A imagem, na horizontal, proporção 17,5cm x 9,5cm, não apresenta uma narrativa linear. Trata-se de uma composição de vários símbolos estilizados. Ao centro, um livro aberto com dois olhos e uma lupa na frente. No entorno, em preto, elementos de homens primitivos em movimento de caça com arco e flechas. Outros elementos em forma de ícones compõem a ilustração: balão de texto, lápis, beca de um formando, internet, mala, nota de dinheiro, mão com dedo acessando, proteção de rede de internet, tubo de ensaio e peão de jogo de tabuleiro.
Ilustração de Ricardo Cammarota para coluna de Luiz Felipe Pondé - Folhapress

Vale lembrar, a favor de Quinn, que o Homo sapiens é uma espécie promíscua, ainda que o compliance tente acabar com esse comportamento inadequado com as palmas dos neopuritanos da esquerda cultural.

Segundo a historiadora, a palavra "civilização" começa a circular na Europa do século 19 prioritariamente para justificar o imperialismo europeu —"somos os mais civilizados, logo, os melhores!". De lá para cá, o termo acabou ganhando ares de conceito histórico, sociológico e político, quando, na verdade, é só uma palavra inventada para justificar opressão sobre não europeus. Daí, a palavra acabou por virar clichê na boca dos europeus contra a presença da alta imigração africana ou islâmica das últimas décadas.

A professora de Oxford aponta para o engodo que é falar em "civilização greco-romana", quando nem eles se viam como um bloco homogêneo, étnico ou cultural. Assim como o politeísmo aceita qualquer deus, também esses antigos pagãos chiques, tomados como o berço da "civilização ocidental", aceitavam todo mundo, nem sempre com amor —eram grandes escravocratas. Quinn afirma que, para esses povos antigos, a vida social era feita de encontros culturais, como ela mesma diz, nem sempre pacíficos.

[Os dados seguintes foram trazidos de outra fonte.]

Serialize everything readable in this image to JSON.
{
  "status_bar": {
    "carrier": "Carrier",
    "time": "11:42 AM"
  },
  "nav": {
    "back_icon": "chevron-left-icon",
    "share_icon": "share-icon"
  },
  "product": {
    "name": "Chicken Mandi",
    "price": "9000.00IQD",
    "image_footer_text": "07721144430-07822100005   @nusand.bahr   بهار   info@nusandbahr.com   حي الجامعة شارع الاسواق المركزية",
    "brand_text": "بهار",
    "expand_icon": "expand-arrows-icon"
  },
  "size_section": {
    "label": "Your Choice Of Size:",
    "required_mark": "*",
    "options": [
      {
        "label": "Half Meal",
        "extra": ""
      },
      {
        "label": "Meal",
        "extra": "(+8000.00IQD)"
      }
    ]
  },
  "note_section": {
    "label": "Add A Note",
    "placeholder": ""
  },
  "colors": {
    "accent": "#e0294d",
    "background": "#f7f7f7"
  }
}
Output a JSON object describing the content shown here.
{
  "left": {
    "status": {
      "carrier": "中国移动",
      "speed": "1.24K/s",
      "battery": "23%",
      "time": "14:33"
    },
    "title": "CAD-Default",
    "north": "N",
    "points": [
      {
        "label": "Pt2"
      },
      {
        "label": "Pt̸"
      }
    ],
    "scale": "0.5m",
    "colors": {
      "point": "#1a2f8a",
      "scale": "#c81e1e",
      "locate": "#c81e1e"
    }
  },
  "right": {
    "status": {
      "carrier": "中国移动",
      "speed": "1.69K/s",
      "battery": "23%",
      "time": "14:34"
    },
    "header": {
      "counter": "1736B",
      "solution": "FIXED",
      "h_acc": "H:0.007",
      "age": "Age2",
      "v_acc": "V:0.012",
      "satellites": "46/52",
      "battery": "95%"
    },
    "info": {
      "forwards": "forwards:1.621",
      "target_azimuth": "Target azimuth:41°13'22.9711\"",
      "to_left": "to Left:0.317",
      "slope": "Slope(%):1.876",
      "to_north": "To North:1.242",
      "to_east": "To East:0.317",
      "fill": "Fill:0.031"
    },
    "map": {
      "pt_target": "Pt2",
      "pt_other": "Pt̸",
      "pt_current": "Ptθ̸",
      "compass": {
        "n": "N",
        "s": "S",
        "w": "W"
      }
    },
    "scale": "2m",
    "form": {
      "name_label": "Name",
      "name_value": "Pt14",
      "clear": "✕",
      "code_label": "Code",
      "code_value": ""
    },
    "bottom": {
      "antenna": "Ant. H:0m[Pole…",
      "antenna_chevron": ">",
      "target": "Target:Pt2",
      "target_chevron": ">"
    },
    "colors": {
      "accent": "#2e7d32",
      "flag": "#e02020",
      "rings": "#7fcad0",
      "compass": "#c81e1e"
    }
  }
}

Para quem conhece um pouco de epistemologia —teoria das ciências— está claro que Quinn pratica a conhecida desconstrução —mostrando a ausência de solidez em coisas que muita gente acha seguro pensar e crer—, com o objetivo de combater preconceitos, racismos e xenofobia numa Europa em que grande parte da população está de saco cheio dos refugiados e do número sempre crescente de imigrantes. "Os de saco cheio" temem que seus países sejam engolidos por "essa gente" e acabam votando em gente perigosa.

Segundo o sociólogo do Québec, no Canadá, que vive em Paris, Mathieu Bock-Coté, colunista do jornal francês Le Figaro, o equívoco clássico na abordagem de intelectuais como Quinn é tomar suas explicações complexas —que ninguém duvida, em sã consciência, que sejam verdadeiras historicamente— pela realidade concreta das pessoas. Erro típico de intelectual, aliás.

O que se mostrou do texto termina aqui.